Whether it's for a Local Fair, a 4-H Show or even a National Competition when exhibiting your birds you want them to look their best! Below are 3 simple steps to transform your backyard layer into a beauty queen!
Dazzle the Partridge Wyandotte Bantam.
STEP 1: Bathtime!
*For this step you will need: a large tub/ sink /baby bath, warm water, baby/ pet shampoo, towel and a blow dryer (optional)*
Preferably you want to wash your girls 5-7 days before the show to allow the feathers to settle and the natural oils to return. This is with the exception of Silkies, who should be washed 1-2 days beforehand to keep them as fluffy as possible.
1. Fill a large tub, sink or baby bath with warm water and gradually lower the bird into the water. If at any point your bird becomes distressed stop for a couple of minutes and allow her adjust to the feeling of water. Make sure that you keep her head above the water.
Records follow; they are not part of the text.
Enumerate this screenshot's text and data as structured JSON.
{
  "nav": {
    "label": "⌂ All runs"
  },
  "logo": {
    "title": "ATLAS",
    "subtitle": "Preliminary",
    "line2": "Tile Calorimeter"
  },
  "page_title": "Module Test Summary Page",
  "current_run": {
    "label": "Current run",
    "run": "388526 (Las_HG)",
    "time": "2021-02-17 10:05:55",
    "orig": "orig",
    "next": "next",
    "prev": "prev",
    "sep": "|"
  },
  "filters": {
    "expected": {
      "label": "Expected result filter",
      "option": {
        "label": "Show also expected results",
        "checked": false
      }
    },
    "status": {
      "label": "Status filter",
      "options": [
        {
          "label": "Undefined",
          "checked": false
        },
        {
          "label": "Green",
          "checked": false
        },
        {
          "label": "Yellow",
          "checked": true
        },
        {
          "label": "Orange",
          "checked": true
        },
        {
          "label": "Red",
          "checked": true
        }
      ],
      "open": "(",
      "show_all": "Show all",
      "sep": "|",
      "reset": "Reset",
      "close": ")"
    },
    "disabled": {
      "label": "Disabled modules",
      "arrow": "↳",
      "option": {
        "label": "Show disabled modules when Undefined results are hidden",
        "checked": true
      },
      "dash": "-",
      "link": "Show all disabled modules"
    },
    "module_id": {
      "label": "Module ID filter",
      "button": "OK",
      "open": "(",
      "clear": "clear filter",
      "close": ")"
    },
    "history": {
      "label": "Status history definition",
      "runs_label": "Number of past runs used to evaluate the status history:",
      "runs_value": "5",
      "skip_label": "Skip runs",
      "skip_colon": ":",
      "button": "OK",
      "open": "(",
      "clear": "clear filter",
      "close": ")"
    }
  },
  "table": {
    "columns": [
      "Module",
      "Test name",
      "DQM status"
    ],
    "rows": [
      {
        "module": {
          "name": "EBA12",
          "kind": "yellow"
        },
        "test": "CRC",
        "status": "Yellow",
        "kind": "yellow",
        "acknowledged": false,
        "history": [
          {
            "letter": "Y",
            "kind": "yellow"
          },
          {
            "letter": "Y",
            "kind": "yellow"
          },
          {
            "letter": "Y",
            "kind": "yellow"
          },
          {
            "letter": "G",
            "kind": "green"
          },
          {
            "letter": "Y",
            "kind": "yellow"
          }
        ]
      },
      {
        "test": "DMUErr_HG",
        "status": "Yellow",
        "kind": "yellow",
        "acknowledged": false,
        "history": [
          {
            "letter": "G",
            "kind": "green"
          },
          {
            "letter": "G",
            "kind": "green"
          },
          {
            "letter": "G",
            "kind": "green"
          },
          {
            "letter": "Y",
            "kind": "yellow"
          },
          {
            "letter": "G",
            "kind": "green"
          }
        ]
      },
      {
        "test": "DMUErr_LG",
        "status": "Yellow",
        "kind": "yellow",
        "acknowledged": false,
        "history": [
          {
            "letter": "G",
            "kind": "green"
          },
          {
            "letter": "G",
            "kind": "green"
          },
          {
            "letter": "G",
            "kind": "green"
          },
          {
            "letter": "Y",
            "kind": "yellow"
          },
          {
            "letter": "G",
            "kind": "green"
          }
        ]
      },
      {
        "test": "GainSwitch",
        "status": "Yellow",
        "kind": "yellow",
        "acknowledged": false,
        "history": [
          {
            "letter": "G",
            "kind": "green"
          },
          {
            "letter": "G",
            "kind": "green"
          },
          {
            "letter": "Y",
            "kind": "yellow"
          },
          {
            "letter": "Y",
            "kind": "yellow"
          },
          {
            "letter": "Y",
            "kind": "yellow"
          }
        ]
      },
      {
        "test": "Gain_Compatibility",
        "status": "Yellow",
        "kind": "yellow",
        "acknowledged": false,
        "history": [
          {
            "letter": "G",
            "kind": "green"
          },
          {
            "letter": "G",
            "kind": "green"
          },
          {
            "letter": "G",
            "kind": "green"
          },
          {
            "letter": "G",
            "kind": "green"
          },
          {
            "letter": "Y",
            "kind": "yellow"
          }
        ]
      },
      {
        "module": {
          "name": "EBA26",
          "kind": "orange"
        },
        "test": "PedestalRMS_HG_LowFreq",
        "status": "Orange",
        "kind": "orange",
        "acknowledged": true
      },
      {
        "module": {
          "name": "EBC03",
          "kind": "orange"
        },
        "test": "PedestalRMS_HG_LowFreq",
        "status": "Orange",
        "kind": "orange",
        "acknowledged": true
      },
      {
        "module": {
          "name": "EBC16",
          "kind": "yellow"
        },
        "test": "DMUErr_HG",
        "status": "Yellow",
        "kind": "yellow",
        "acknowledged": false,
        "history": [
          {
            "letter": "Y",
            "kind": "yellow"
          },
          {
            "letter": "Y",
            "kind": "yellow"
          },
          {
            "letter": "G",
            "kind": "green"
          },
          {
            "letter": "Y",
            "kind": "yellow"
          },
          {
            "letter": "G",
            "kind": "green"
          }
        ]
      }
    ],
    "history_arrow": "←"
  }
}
2. Once she has been fully soaked, apply a SMALL amount of shampoo to her feathers (either mild baby shampoo or pet shampoo). Massage the shampoo into her feathers, creating a lather and gently removing any clumps of mud.
3. Next, rinse her off thoroughly using warm water until you feel satisfied that you have rinsed off all the soap. You can either pour the water gently over her (making sure that none goes in her eyes) or dunk her in fresh tub of water.
4. By this point, your chicken will be complaining and feeling sorry for herself. Wrap her in a large old towel and gently towel dry her. Depending on how cold it is, you can also gently blow dry her, setting the hair dryer to a low- moderate heat, but making sure that you hold the blow dryer 20cm away from the chickens body to prevent burning her.
Dazzle getting a blow- dry due to the wet British weather.
STEP 2: Chicken Pedicures
*For this step you will need: a toothbrush, cornflour, nail clippers, nail file, towel, coconut oil and some soapy water*
Believe it or not, cleaning a chickens feet is actually an important part of show chicken presentation!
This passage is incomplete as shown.